The last time New Orleans reached the playoffs, in 2015, it was under Williams. Nearly his entire tenure with the Pelicans was a raw deal: The team constantly dealt with injuries, and GM Dell Demps traded away virtually all of their draft picks for ready-made young veterans. Adrian Wojnarowski reported the night that the Pels clinched the playoffs that Demps and Williams were given a playoff mandate before the season in order to keep their jobs. Demps stayed, but Williams was let go—which is probably all you need to know about the duo’s relationship.

Williams, who is now in the Spurs’ front office, didn’t have the smoothest start to his head-coaching career.

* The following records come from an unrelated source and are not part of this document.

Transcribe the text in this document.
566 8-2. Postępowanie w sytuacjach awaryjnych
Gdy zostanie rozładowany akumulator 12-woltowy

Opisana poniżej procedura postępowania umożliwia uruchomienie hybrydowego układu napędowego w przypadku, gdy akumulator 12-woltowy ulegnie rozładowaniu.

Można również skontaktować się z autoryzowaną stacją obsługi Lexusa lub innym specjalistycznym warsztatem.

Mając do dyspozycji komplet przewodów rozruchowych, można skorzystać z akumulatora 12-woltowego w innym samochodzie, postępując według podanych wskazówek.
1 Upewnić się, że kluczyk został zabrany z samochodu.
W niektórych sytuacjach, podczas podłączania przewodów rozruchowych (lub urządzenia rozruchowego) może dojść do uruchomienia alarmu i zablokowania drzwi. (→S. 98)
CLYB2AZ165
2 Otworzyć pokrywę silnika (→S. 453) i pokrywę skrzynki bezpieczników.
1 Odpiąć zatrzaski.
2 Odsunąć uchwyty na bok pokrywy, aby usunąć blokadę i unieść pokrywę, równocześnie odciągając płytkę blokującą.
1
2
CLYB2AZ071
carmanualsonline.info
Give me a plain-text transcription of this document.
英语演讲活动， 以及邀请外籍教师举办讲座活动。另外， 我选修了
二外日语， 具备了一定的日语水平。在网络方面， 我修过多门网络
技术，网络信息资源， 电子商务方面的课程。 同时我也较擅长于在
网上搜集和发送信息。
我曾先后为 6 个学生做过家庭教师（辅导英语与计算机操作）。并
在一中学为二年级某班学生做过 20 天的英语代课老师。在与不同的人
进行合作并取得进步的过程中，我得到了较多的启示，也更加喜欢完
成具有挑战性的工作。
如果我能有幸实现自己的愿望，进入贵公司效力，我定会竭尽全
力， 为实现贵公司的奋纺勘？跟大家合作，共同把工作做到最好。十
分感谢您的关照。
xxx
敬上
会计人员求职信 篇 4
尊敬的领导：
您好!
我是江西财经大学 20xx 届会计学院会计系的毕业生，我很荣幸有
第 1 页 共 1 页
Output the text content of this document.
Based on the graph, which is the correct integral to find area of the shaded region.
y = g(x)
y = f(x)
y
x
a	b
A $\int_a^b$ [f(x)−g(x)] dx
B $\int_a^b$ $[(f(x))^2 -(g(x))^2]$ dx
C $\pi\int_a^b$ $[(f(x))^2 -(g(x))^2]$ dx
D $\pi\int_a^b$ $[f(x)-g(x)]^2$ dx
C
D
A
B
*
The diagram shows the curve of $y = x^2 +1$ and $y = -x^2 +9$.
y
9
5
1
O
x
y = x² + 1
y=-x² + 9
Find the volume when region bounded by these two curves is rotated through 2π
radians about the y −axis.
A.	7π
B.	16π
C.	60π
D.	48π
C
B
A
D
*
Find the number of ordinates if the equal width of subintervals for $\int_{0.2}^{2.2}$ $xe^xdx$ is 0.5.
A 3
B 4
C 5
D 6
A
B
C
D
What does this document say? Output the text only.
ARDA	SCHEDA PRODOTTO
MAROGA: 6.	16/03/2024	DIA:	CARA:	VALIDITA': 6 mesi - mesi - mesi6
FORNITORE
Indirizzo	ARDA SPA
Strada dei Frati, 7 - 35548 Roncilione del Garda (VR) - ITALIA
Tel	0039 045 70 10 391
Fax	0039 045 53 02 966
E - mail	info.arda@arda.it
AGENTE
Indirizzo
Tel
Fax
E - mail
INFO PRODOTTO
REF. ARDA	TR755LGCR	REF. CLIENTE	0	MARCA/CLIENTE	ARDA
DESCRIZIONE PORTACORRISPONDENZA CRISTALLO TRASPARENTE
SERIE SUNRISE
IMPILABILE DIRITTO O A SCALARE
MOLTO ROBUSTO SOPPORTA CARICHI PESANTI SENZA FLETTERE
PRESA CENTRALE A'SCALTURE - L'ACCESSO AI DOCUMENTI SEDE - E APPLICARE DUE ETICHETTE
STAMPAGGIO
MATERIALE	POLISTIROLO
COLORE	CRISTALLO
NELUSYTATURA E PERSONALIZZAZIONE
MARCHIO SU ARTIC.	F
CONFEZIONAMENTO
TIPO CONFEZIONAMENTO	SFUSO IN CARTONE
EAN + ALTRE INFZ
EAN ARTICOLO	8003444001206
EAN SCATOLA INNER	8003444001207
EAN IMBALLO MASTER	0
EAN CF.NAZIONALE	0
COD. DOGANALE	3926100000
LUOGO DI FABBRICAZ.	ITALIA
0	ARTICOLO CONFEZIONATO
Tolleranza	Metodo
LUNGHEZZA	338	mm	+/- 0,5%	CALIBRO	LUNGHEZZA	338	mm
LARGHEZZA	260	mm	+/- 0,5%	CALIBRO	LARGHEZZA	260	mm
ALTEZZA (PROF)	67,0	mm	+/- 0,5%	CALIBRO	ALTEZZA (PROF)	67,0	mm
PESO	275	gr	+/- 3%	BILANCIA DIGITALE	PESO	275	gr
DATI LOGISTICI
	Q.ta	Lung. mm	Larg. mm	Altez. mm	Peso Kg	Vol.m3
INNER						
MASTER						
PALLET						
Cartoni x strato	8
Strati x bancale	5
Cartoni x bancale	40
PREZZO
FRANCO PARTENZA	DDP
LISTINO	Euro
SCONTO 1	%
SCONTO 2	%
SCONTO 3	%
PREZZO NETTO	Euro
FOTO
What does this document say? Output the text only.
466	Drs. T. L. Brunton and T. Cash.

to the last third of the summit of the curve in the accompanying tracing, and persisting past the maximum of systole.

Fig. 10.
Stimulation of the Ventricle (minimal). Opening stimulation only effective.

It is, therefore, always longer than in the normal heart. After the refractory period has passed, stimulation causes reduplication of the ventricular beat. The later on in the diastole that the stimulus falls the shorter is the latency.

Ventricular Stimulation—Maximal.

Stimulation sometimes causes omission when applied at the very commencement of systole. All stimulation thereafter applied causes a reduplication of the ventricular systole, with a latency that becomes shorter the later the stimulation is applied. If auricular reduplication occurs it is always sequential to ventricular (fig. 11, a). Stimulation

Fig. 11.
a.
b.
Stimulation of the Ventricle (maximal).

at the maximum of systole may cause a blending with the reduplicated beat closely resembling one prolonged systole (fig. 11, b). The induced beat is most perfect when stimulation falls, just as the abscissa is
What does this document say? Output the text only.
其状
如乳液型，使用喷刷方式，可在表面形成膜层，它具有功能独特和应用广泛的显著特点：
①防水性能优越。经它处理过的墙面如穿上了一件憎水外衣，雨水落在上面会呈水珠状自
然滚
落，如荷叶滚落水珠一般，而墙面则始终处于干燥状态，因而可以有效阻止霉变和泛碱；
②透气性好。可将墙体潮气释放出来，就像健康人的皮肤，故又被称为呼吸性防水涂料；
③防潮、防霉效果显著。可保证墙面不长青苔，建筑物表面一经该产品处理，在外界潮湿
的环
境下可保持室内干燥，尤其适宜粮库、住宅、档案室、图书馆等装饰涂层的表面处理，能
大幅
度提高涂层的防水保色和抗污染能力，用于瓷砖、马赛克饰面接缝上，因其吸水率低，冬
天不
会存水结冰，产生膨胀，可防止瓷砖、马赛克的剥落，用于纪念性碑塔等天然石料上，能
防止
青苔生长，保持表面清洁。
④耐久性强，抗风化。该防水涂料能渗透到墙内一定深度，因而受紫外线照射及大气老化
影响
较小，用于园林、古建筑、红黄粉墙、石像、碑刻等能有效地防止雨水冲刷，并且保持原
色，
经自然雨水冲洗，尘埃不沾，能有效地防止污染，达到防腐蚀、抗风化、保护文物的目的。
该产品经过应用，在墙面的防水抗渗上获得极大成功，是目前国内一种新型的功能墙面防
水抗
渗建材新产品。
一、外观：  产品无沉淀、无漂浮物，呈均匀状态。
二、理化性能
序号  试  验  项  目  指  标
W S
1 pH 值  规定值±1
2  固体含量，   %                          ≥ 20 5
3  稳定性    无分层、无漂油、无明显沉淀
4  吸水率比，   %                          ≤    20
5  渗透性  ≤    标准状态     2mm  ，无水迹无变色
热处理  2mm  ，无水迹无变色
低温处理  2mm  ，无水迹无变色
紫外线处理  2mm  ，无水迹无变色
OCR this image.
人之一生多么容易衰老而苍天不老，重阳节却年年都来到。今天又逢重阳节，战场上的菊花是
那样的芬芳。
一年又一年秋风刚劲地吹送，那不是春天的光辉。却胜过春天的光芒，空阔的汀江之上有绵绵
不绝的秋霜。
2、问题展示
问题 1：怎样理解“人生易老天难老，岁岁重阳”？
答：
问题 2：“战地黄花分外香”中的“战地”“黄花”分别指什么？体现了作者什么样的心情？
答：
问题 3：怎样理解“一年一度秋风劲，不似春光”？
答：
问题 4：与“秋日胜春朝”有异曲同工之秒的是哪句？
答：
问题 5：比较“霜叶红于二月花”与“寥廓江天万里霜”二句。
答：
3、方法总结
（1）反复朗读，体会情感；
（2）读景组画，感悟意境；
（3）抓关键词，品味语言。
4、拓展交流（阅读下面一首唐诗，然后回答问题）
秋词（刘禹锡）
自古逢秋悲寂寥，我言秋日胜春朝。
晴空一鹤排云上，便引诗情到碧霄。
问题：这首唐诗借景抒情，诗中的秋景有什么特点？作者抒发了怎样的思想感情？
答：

But he was respected for his ability to develop and connect with young talent—hello, Anthony Davis—which a team starting only one player old enough to rent a car could find appealing.

David Fizdale

Fizdale got only 101 regular-season games as head coach in Memphis before he was axed this past November. Like Williams, he ran into roster and injury issues (Chandler Parsons falling into both categories); unlike Williams, he had to deal with an unhappy star in Marc Gasol. Fizdale set up Mike Conley to flourish by introducing pace-and-space to Grit ’N’ Grind, but the point guard was already sidelined with the injury that would cost him the rest of this season when Fizdale was fired. Fiz has been perceived as a popular candidate for whatever jobs would pop up ever since.

Long Shots

Steve Nash

After firing Earl Watson, the Suns might be a tad hesitant to offer up the position to someone without experience at the wheel, even a franchise favorite like Nash. But if there’s anyone Suns owner Robert Sarver is willing to take the risk on, it’s the guy he bought a professional soccer team with. Go Mallorca!

Nash is in his second season as a player development consultant with Golden State; shortly before he started, the Suns reportedly reached out to him for the head-coaching spot that eventually went to Watson. Nash wasn’t ready at that time, according to an ESPN report, but maybe his experience since (and the ring he nabbed!) would change things.

Becky Hammon

The Spurs assistant coach doesn’t have any head-coaching experience, but four seasons under Gregg Popovich might as well be a master class in the profession. Hammon recently turned down an offer to take over for her alma mater, Colorado State, to stay on San Antonio’s staff.

Hammon, who played professionally for over a decade, may not have as many years running a huddle as SVG. But she’s regarded as a young up-and-comer, which might be a good fit for a young Suns team.